Any links to spoilers without appropriate warning applies as well. Saying "But I'm sure everyone already knew this" is not a viable excuse. Assume that no one has seen whatever it is (even if it's The Sixth Sense or The Others) and use spoiler tags and warning of spoilers.​

*U MAD?*
If you want to make a thread about nothing but how much you love/hate a certain movie/show/actor/actress, you must write at least 100 words about why you do.

Not really; but at least write something worthwhile that can be discussed.​

We hope that these rules will help and make the Theatre a more pleasant place for discussion.


----------



## Robotkiller (Nov 17, 2007)

A few new rules for you guys to mull over:

*4)  Expand on existing threads instead of creating new ones.*

If there is an official thread for a TV series and you wish to comment on an episode, please do so in the Official Thread. You can probably find that thread in the TV Directory thread (link). If you make a thread about a specific episode, it will be merged or trashed.
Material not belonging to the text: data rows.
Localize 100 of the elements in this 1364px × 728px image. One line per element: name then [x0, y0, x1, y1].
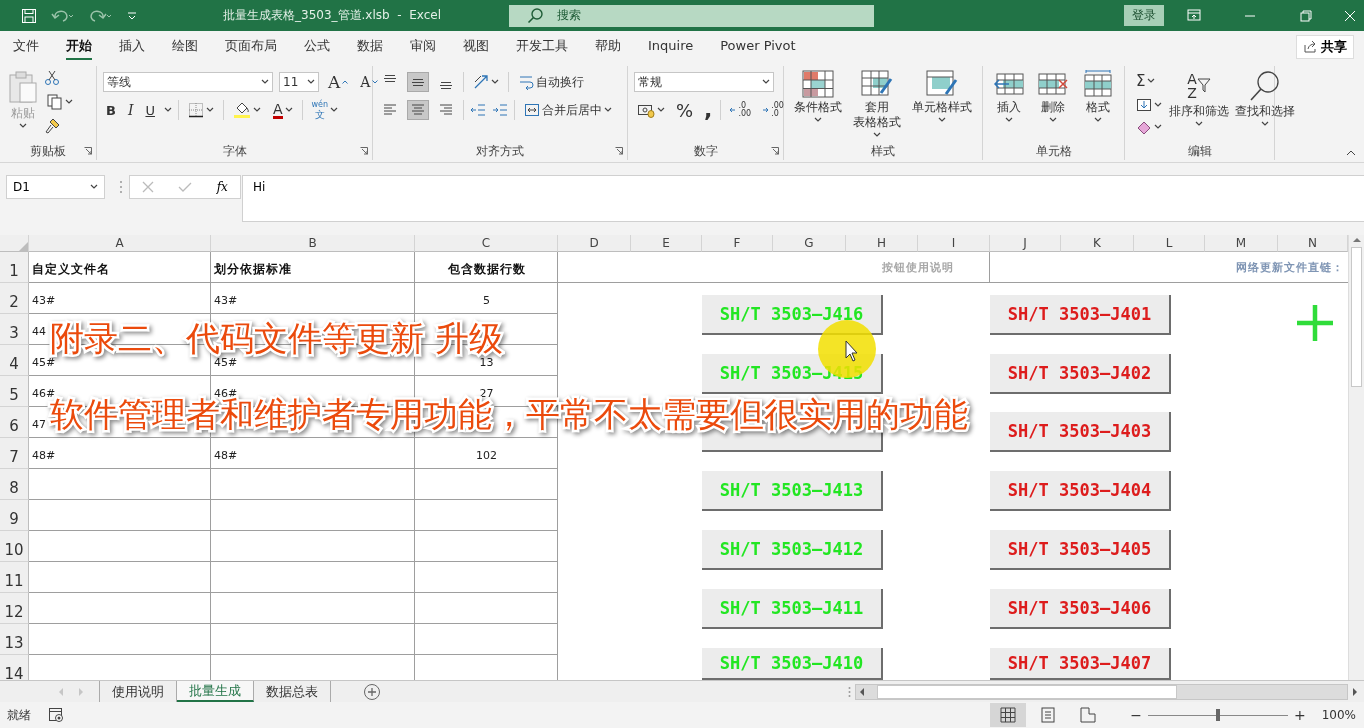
menu-tab[interactable]: 页面布局: [225, 33, 277, 60]
column-header[interactable]: F: [702, 235, 773, 252]
format-painter-icon[interactable]: [44, 118, 60, 134]
zoom-out-button[interactable]: −: [1130, 707, 1142, 723]
caret-icon[interactable]: [205, 107, 214, 113]
row-header[interactable]: 10: [0, 531, 29, 562]
caret-icon[interactable]: [657, 107, 665, 113]
dropdown-icon[interactable]: [90, 184, 98, 190]
scroll-up-icon[interactable]: [1352, 237, 1361, 243]
insert-function-button[interactable]: fx: [216, 180, 228, 194]
sort-filter-button[interactable]: A Z 排序和筛选: [1167, 70, 1231, 127]
row-header[interactable]: 5: [0, 376, 29, 407]
caret-icon[interactable]: [873, 132, 881, 138]
conditional-format-button[interactable]: 条件格式: [791, 70, 844, 123]
caret-icon[interactable]: [491, 79, 499, 85]
column-header[interactable]: E: [631, 235, 702, 252]
dialog-launcher-icon[interactable]: [84, 147, 92, 155]
cell-styles-button[interactable]: 单元格样式: [910, 70, 975, 123]
row-header[interactable]: 9: [0, 500, 29, 531]
menu-tab[interactable]: 审阅: [410, 33, 436, 60]
row-header[interactable]: 11: [0, 562, 29, 593]
search-field[interactable]: 搜索: [509, 4, 874, 27]
row-header[interactable]: 6: [0, 407, 29, 438]
decrease-decimal-button[interactable]: .00 .0: [759, 100, 787, 120]
macro-button[interactable]: SH/T 3503—J406: [990, 589, 1171, 629]
row-header[interactable]: 3: [0, 314, 29, 345]
dialog-launcher-icon[interactable]: [771, 147, 779, 155]
column-header[interactable]: I: [918, 235, 990, 252]
caret-icon[interactable]: [1195, 121, 1203, 127]
customize-icon[interactable]: [127, 11, 137, 20]
font-size-field[interactable]: 11: [279, 72, 319, 92]
caret-icon[interactable]: [1049, 117, 1058, 123]
name-box[interactable]: D1: [6, 175, 105, 199]
macro-button[interactable]: SH/T 3503—J407: [990, 648, 1171, 680]
menu-tab[interactable]: 帮助: [595, 33, 621, 60]
macro-button[interactable]: SH/T 3503—J403: [990, 412, 1171, 452]
number-format-field[interactable]: 常规: [634, 72, 774, 92]
caret-icon[interactable]: [252, 107, 261, 113]
sheet-tab[interactable]: 批量生成: [177, 681, 254, 702]
menu-tab[interactable]: 数据: [357, 33, 383, 60]
column-header[interactable]: N: [1278, 235, 1348, 252]
column-header[interactable]: K: [1061, 235, 1134, 252]
row-header[interactable]: 2: [0, 283, 29, 314]
row-header[interactable]: 1: [0, 252, 29, 283]
column-header[interactable]: H: [846, 235, 918, 252]
column-header[interactable]: M: [1205, 235, 1278, 252]
sign-in-button[interactable]: 登录: [1124, 5, 1164, 26]
caret-icon[interactable]: [604, 107, 612, 113]
grip-icon[interactable]: [848, 685, 851, 698]
horizontal-scrollbar[interactable]: [855, 683, 1348, 700]
column-header[interactable]: D: [558, 235, 631, 252]
scroll-right-icon[interactable]: [1352, 687, 1358, 696]
caret-icon[interactable]: [65, 99, 73, 105]
share-button[interactable]: 共享: [1296, 34, 1354, 59]
row-header[interactable]: 13: [0, 624, 29, 655]
merge-center-button[interactable]: 合并后居中: [521, 99, 615, 121]
undo-icon[interactable]: [51, 8, 75, 23]
row-header[interactable]: 4: [0, 345, 29, 376]
dialog-launcher-icon[interactable]: [615, 147, 623, 155]
save-icon[interactable]: [21, 7, 37, 24]
view-button[interactable]: [990, 703, 1027, 727]
increase-decimal-button[interactable]: .0 .00: [726, 100, 755, 120]
caret-icon[interactable]: [330, 107, 339, 113]
macro-button[interactable]: SH/T 3503—J404: [990, 471, 1171, 511]
menu-tab[interactable]: 绘图: [172, 33, 198, 60]
formula-field[interactable]: Hi: [242, 175, 1364, 222]
insert-button[interactable]: 插入: [991, 70, 1028, 123]
column-header[interactable]: L: [1134, 235, 1205, 252]
vertical-scrollbar[interactable]: [1348, 235, 1364, 680]
redo-icon[interactable]: [89, 8, 113, 23]
menu-tab[interactable]: Power Pivot: [720, 35, 796, 58]
align-button[interactable]: [407, 72, 429, 92]
zoom-in-button[interactable]: +: [1293, 707, 1306, 723]
macro-button[interactable]: SH/T 3503—J401: [990, 295, 1171, 335]
dialog-launcher-icon[interactable]: [360, 147, 368, 155]
menu-tab[interactable]: 开始: [66, 33, 92, 60]
row-header[interactable]: 12: [0, 593, 29, 624]
wrap-text-button[interactable]: 自动换行: [515, 71, 587, 93]
dropdown-icon[interactable]: [261, 79, 269, 85]
menu-tab[interactable]: 插入: [119, 33, 145, 60]
dropdown-icon[interactable]: [762, 79, 770, 85]
menu-tab[interactable]: Inquire: [648, 35, 694, 58]
grow-font-button[interactable]: A: [325, 70, 352, 94]
format-button[interactable]: 格式: [1079, 70, 1116, 123]
column-header[interactable]: G: [773, 235, 846, 252]
caret-icon[interactable]: [938, 117, 947, 123]
caret-icon[interactable]: [284, 107, 293, 113]
restore-icon[interactable]: [1298, 7, 1314, 24]
table-format-button[interactable]: 套用 表格格式: [851, 70, 903, 138]
phonetic-button[interactable]: wén 文: [308, 98, 342, 122]
column-header[interactable]: J: [990, 235, 1061, 252]
comma-button[interactable]: ,: [701, 100, 716, 120]
font-name-field[interactable]: 等线: [103, 72, 273, 92]
add-sheet-icon[interactable]: [363, 682, 381, 701]
scroll-left-icon[interactable]: [859, 687, 865, 696]
caret-icon[interactable]: [163, 107, 172, 113]
macro-record-icon[interactable]: [48, 707, 64, 723]
column-header[interactable]: C: [415, 235, 558, 252]
row-header[interactable]: 7: [0, 438, 29, 469]
column-header[interactable]: A: [29, 235, 211, 252]
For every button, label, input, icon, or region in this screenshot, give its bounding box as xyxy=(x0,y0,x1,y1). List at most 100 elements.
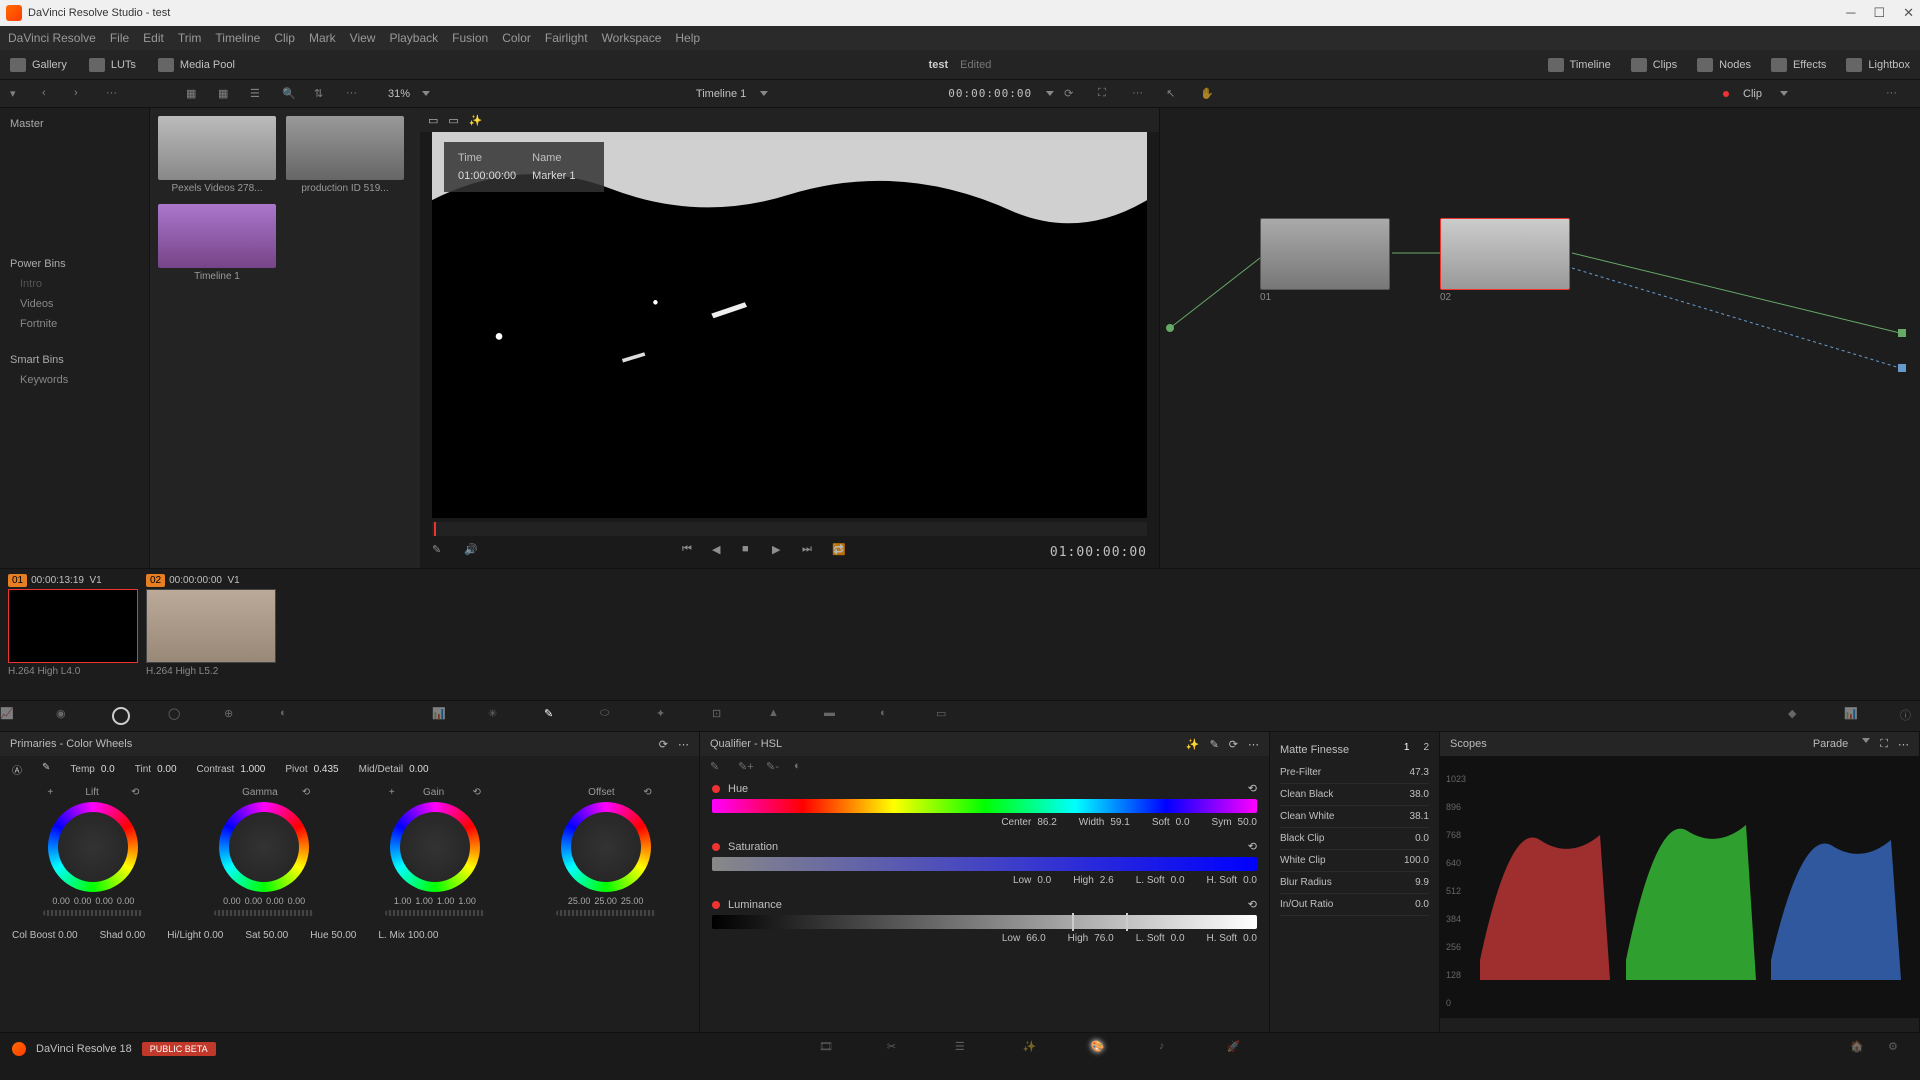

*5)  Use good judgment when creating threads.*

If it is concerning a particular element or larger question about a show, feel free to make a thread. But if it is something that can be answered in one post, please make use of the official thread. Use your better judgment.


----------



## Ms. Jove (Aug 8, 2012)

I've always felt these rules did not need amending, but I'd like to expand a bit.


*6. Spoilers*


Here's the main point: use common sense. More specifically, use the concept of *NATURAL AIRING*.

*Definition of Natural Airing*: the airing of a TV show in the country of origin in the first time zone of that country. In most cases, this means that _*once a television show airs on the East Coast of the United States, it is fair game to talk about.*_

Likewise, if a BBC show airs in Great Britain, even if it is a show that is shown on PBS, such as Sherlock or Downton Abbey, it is fair game to talk about. It had it's Natural Airing.

The wrench: once upon a time, UK Nick decided that they were going to air a bunch of Avatar episodes before those episodes aired in the U.S. In a situation like this, _*posting about those episodes would be considered spoiling*_. Avatar is an American show, and thus it's Natural Airing would be the US premiere date for each episode.


The complement for a film is when the film is released in its country of origin. Most of the time, that involves the US release date, but the safest bet is to go with the official release date.




*7. Being a Total Wanker*


Don't do that.


*8. DO NOT MAKE ARGUMENTS PERSONAL*

As of 8/08/2012, I am going to start section banning people for getting out of control with this. No one wants to see it, and no one cares. 

And trust me, it's very plausible that someone in HR says, "Hey Jove, why don't you just outright ban them?" and I'll probably end up outright banning you.


----------